L’amministratore delegato di Ferrania Technologies Giuseppe Cortesi e l’ingegnere Roberto Barbieri della società P&M che curerà la progettazione hanno illustrato questa mattina  alla Provincia di Savona e al Comune di Cairo le caratteristiche salienti della nuova struttura produttiva  che si svilupperà per circa  60.000 mq (più le aree  pertinenziali e accessorie) su un  totale di circa 300.000mq occupato attualmente da Ferrania Technologies.

Il laminatoio, previsto dal Protocollo integrativo dell’accordo di programma firmato l’8 aprile scorso in Prefettura a Savona, sarà collegato per il trasporto dei laminati  al terminal di Vado Ligure via ferrovia e lo stesso collegamento ferroviario permetterà la movimentazione  del 100% della produzione.

Il nuovo stabilimento produrrà circa 1,5 milioni di tonnellate di laminati di alta qualità

Particolare attenzione è stata posta dai progettisti alle necessità ambientali: il traffico dei mezzi pesanti, infatti, non interferirà in alcun modo con l’abitato di  Vispa ( grazie alla realizzazione del Ponte della Volta). Prevista inoltre l’entrata dei mezzi pesanti nell’area industriale di Ferrania con  da un entrata secondaria che permetterà di non  interferire neppure con l’abitato di Ferrania. Edifici ad alta resa energetica e impianto per il  riciclo delle acque risponderanno alla volontà da parte dei progettisti di attestarsi ben al di sotto dei limiti di legge in termini di impatto ambientale.    

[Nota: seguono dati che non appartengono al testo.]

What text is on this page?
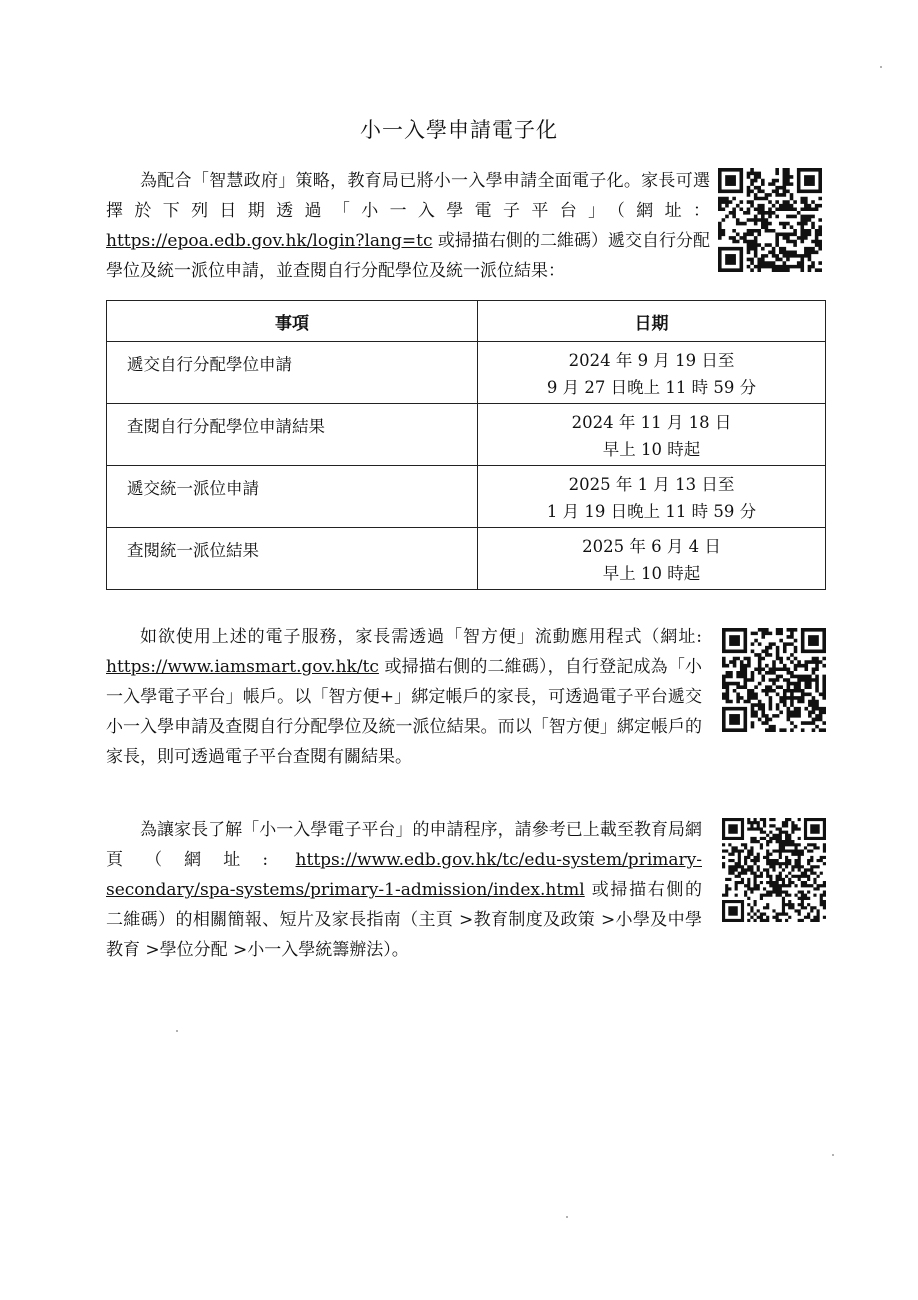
小一入學申請電子化
為配合「智慧政府」策略，教育局已將小一入學申請全面電子化。家長可選擇於下列日期透過「小一入學電子平台」（網址：https://epoa.edb.gov.hk/login?lang=tc 或掃描右側的二維碼）遞交自行分配學位及統一派位申請，並查閱自行分配學位及統一派位結果：
事項	日期
遞交自行分配學位申請	2024 年 9 月 19 日至
9 月 27 日晚上 11 時 59 分

查閱自行分配學位申請結果	2024 年 11 月 18 日
早上 10 時起

遞交統一派位申請	2025 年 1 月 13 日至
1 月 19 日晚上 11 時 59 分

查閱統一派位結果	2025 年 6 月 4 日
早上 10 時起
如欲使用上述的電子服務，家長需透過「智方便」流動應用程式（網址: https://www.iamsmart.gov.hk/tc 或掃描右側的二維碼），自行登記成為「小一入學電子平台」帳戶。以「智方便+」綁定帳戶的家長，可透過電子平台遞交小一入學申請及查閱自行分配學位及統一派位結果。而以「智方便」綁定帳戶的家長，則可透過電子平台查閱有關結果。
為讓家長了解「小一入學電子平台」的申請程序，請參考已上載至教育局網頁（網址: https://www.edb.gov.hk/tc/edu-system/primary-secondary/spa-systems/primary-1-admission/index.html 或掃描右側的二維碼）的相關簡報、短片及家長指南（主頁 >教育制度及政策 >小學及中學教育 >學位分配 >小一入學統籌辦法）。
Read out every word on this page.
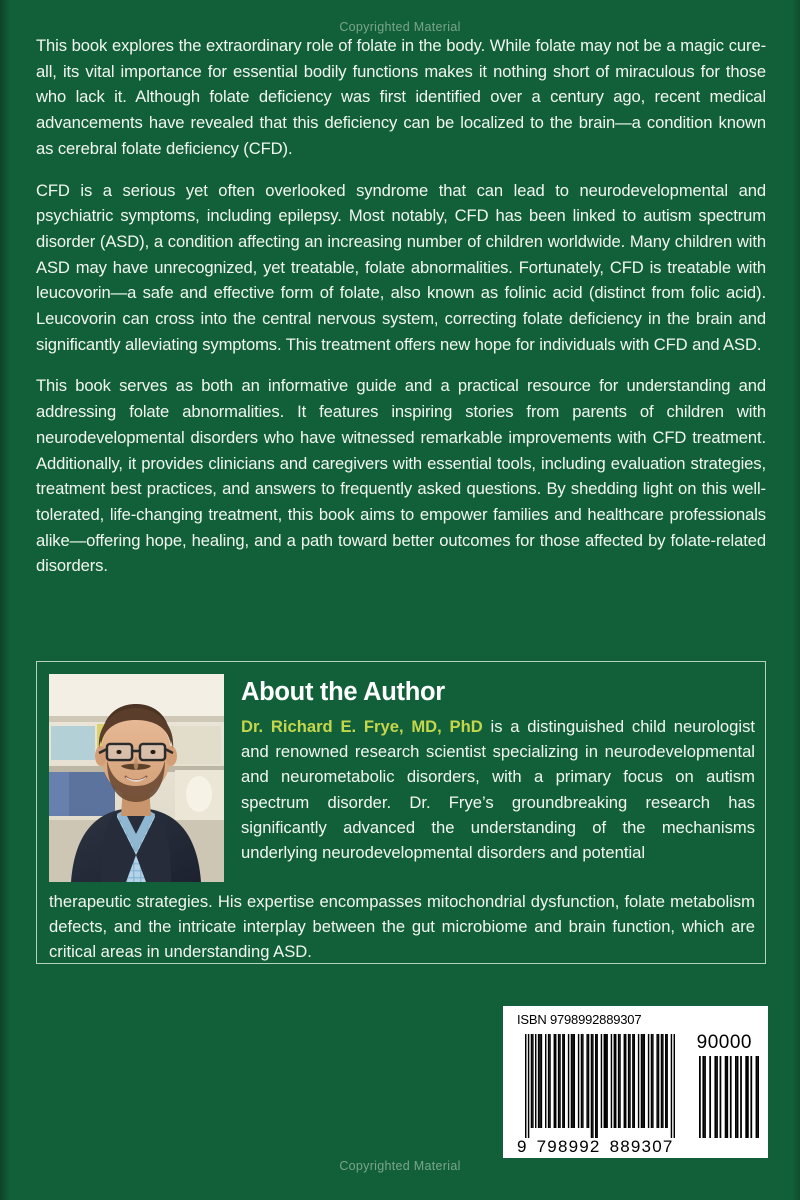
Copyrighted Material

This book explores the extraordinary role of folate in the body. While folate may not be a magic cure-all, its vital importance for essential bodily functions makes it nothing short of miraculous for those who lack it. Although folate deficiency was first identified over a century ago, recent medical advancements have revealed that this deficiency can be localized to the brain—a condition known as cerebral folate deficiency (CFD).

CFD is a serious yet often overlooked syndrome that can lead to neurodevelopmental and psychiatric symptoms, including epilepsy. Most notably, CFD has been linked to autism spectrum disorder (ASD), a condition affecting an increasing number of children worldwide. Many children with ASD may have unrecognized, yet treatable, folate abnormalities. Fortunately, CFD is treatable with leucovorin—a safe and effective form of folate, also known as folinic acid (distinct from folic acid). Leucovorin can cross into the central nervous system, correcting folate deficiency in the brain and significantly alleviating symptoms. This treatment offers new hope for individuals with CFD and ASD.

This book serves as both an informative guide and a practical resource for understanding and addressing folate abnormalities. It features inspiring stories from parents of children with neurodevelopmental disorders who have witnessed remarkable improvements with CFD treatment. Additionally, it provides clinicians and caregivers with essential tools, including evaluation strategies, treatment best practices, and answers to frequently asked questions. By shedding light on this well-tolerated, life-changing treatment, this book aims to empower families and healthcare professionals alike—offering hope, healing, and a path toward better outcomes for those affected by folate-related disorders.

About the Author
Dr. Richard E. Frye, MD, PhD is a distinguished child neurologist and renowned research scientist specializing in neurodevelopmental and neurometabolic disorders, with a primary focus on autism spectrum disorder. Dr. Frye’s groundbreaking research has significantly advanced the understanding of the mechanisms underlying neurodevelopmental disorders and potential
therapeutic strategies. His expertise encompasses mitochondrial dysfunction, folate metabolism defects, and the intricate interplay between the gut microbiome and brain function, which are critical areas in understanding ASD.
ISBN 9798992889307
90000
9 798992 889307
Copyrighted Material
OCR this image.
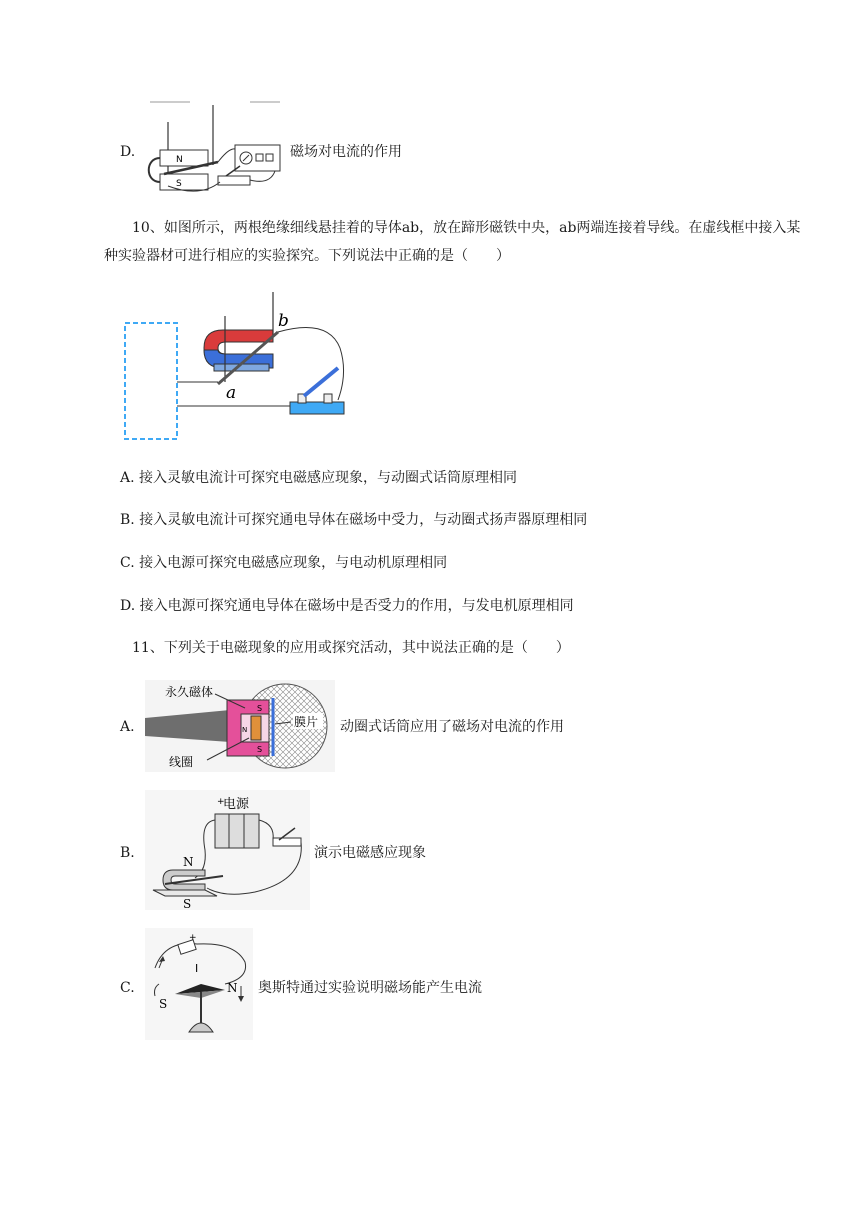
D.	N
S
磁场对电流的作用
10、如图所示，两根绝缘细线悬挂着的导体ab，放在蹄形磁铁中央，ab两端连接着导线。在虚线框中接入某种实验器材可进行相应的实验探究。下列说法中正确的是（　　）
b
a
A. 接入灵敏电流计可探究电磁感应现象，与动圈式话筒原理相同
B. 接入灵敏电流计可探究通电导体在磁场中受力，与动圈式扬声器原理相同
C. 接入电源可探究电磁感应现象，与电动机原理相同
D. 接入电源可探究通电导体在磁场中是否受力的作用，与发电机原理相同
11、下列关于电磁现象的应用或探究活动，其中说法正确的是（　　）
A.
S
S
N
永久磁体
线圈
膜片 动圈式话筒应用了磁场对电流的作用
B.
电源
+
N
S
演示电磁感应现象
C.
+
I
S
N 奥斯特通过实验说明磁场能产生电流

Con questo importante passaggio – ha commentato  l’assessore all’industria della Provincia di Savona  Roberto Peluffo -  diamo una prima risposta concreta,  al rilancio industriale di Ferrania e della Vallebormida; l’impianto pensato per rispondere all’ esigenza di sostenibilità ambientale,  a regime occuperà tra indotto e occupati diretti circa 450 persone. La presentazione di oggi è il primo importante passaggio per rispondere – grazie alla volontà dell’imprenditore e degli Enti locali -  a una situazione di crisi  che oggi sta trovando finalmente  un’opportunità seria e concreta.

L’attivazione dello Sportello unico che sarà gestito dalla Provincia di Savona  potrà avvenire verosimilmente entro agosto; da quel momento il Protocollo prevede 30 mesi per la realizzazione dell’impianto: tempi dunque molto stretti – ha proseguito  Peluffo – si tratta di scadenze pressanti che vedono però il massimo impegno del Comune di Cairo, della  Provincia di Savona e del  gruppo Malacalza   per raggiungere l’obiettivo posto.”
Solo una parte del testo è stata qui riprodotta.